I'm getting these results for /set charset

term_charset = utf-8
recode_out_default_charset = ISO-8859-15

and /set recode

recode = ON
recode_autodetect_utf8 = ON
recode_fallback = ISO-8859-15
recode_out_default_charset = ISO-8859-15
recode_transliterate = ON

If you have suggestions, please try to think of a way which doesn't require root rights if possible since it would take forever for the administrator to actually do something on the server. I've looked up a lot online about locale but I didn't find anything about this problem.

meneldal

Posted 2015-04-23T03:21:19.290

Reputation: 203

Which IRC client are you using?

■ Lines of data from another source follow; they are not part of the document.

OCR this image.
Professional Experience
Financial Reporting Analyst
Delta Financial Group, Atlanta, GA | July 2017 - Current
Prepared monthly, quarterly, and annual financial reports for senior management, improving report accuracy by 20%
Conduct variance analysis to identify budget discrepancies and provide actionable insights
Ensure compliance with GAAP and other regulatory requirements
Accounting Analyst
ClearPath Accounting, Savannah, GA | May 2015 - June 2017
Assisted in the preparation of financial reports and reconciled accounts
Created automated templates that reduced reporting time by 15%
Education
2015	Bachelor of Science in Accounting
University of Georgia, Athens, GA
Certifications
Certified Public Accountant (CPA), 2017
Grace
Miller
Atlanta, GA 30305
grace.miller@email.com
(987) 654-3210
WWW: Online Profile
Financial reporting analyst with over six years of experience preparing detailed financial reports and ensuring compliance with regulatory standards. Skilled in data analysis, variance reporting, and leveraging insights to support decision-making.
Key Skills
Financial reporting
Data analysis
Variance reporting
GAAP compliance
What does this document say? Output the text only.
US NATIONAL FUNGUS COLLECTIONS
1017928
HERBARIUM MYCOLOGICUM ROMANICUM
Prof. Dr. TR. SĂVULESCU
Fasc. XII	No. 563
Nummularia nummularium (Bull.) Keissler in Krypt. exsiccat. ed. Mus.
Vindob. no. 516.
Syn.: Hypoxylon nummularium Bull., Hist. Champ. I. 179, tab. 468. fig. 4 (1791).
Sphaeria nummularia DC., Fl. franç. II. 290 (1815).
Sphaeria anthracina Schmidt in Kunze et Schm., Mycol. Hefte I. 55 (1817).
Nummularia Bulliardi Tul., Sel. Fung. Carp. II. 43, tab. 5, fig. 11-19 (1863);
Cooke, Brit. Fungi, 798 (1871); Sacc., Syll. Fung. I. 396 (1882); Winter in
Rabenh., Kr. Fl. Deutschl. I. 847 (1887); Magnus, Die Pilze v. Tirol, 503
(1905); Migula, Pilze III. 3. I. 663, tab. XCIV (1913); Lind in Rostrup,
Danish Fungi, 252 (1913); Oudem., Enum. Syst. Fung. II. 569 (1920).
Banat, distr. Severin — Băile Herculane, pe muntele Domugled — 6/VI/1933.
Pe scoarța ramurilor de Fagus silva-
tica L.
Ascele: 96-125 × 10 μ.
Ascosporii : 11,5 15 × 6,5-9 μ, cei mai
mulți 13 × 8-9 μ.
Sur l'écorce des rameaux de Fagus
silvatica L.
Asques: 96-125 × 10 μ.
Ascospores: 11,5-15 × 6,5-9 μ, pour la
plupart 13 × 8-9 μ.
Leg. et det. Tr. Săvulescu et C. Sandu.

If you run cat > testfile.txt, does it store the typed text correctly? – user1686 – 2015-04-23T07:23:38.987

I'm running irssi. I'm using the same config file as on my other server where everything works fine. I can't try cat now but I will do this tomorrow when I get back in the lab. – meneldal – 2015-04-23T11:24:34.483

With cat I'm getting a textfile I can read on both Linux and Windows. Notepad++ says it's encoded in UTF-8 without BOM. Native notepad also opens it fine. Documents I create with nano also use this encoding. – meneldal – 2015-04-24T01:29:29.360

So your terminal is working fine, but Irssi is interpreting things weirdly. Could you check what /exec locale outputs, as well as /set charset and /set recode? – user1686 – 2015-04-24T05:42:57.477

1I'm getting LANG=ja_JP.UTF-8 (and the other lines same, LC_ALL not set), term_charset = utf-8 and recode_out_default_charset = ISO-8859-15 and for the last one recode = ON recode_autodetect_utf8 = ON recode_fallback = ISO-8859-15 recode_out_default_charset = ISO-8859-15 recode_transliterate = ON – meneldal – 2015-04-24T05:48:13.517

By the way since I noticed I had LANG=ja_JP.UTF-8 instead of LANG=ja_JP.utf8 I quit that console again, logged out completely so now it's also LANG=ja_JP.utf8 but it's still not working. I see my own message correctly but people don't receive it right while the messages other people send me work fine (I'm actually testing by sending messages from my other server, including characters not present in ShiftJS or eucJP) – meneldal – 2015-04-24T05:56:59.320

It's most likely caused by recode_out_default_charset telling Irssi to convert everything to ISO-8859-15. Fix that setting. – user1686 – 2015-04-24T06:10:12.590

What should I put there instead? I'm using the recommended settings from the irssi FAQ so I assume it should be working. – meneldal – 2015-04-24T06:12:14.830

Uh, UTF-8, what else. – user1686 – 2015-04-24T06:12:43.487

Thank you that does fix the irssi problem. I'm pretty sure I pasted the settings from the same place though – meneldal – 2015-04-24T06:18:00.937

Answers

1

So as determined in comments, Irssi was configured to convert messages to ISO-8859-15 when sending them, instead of UTF-8.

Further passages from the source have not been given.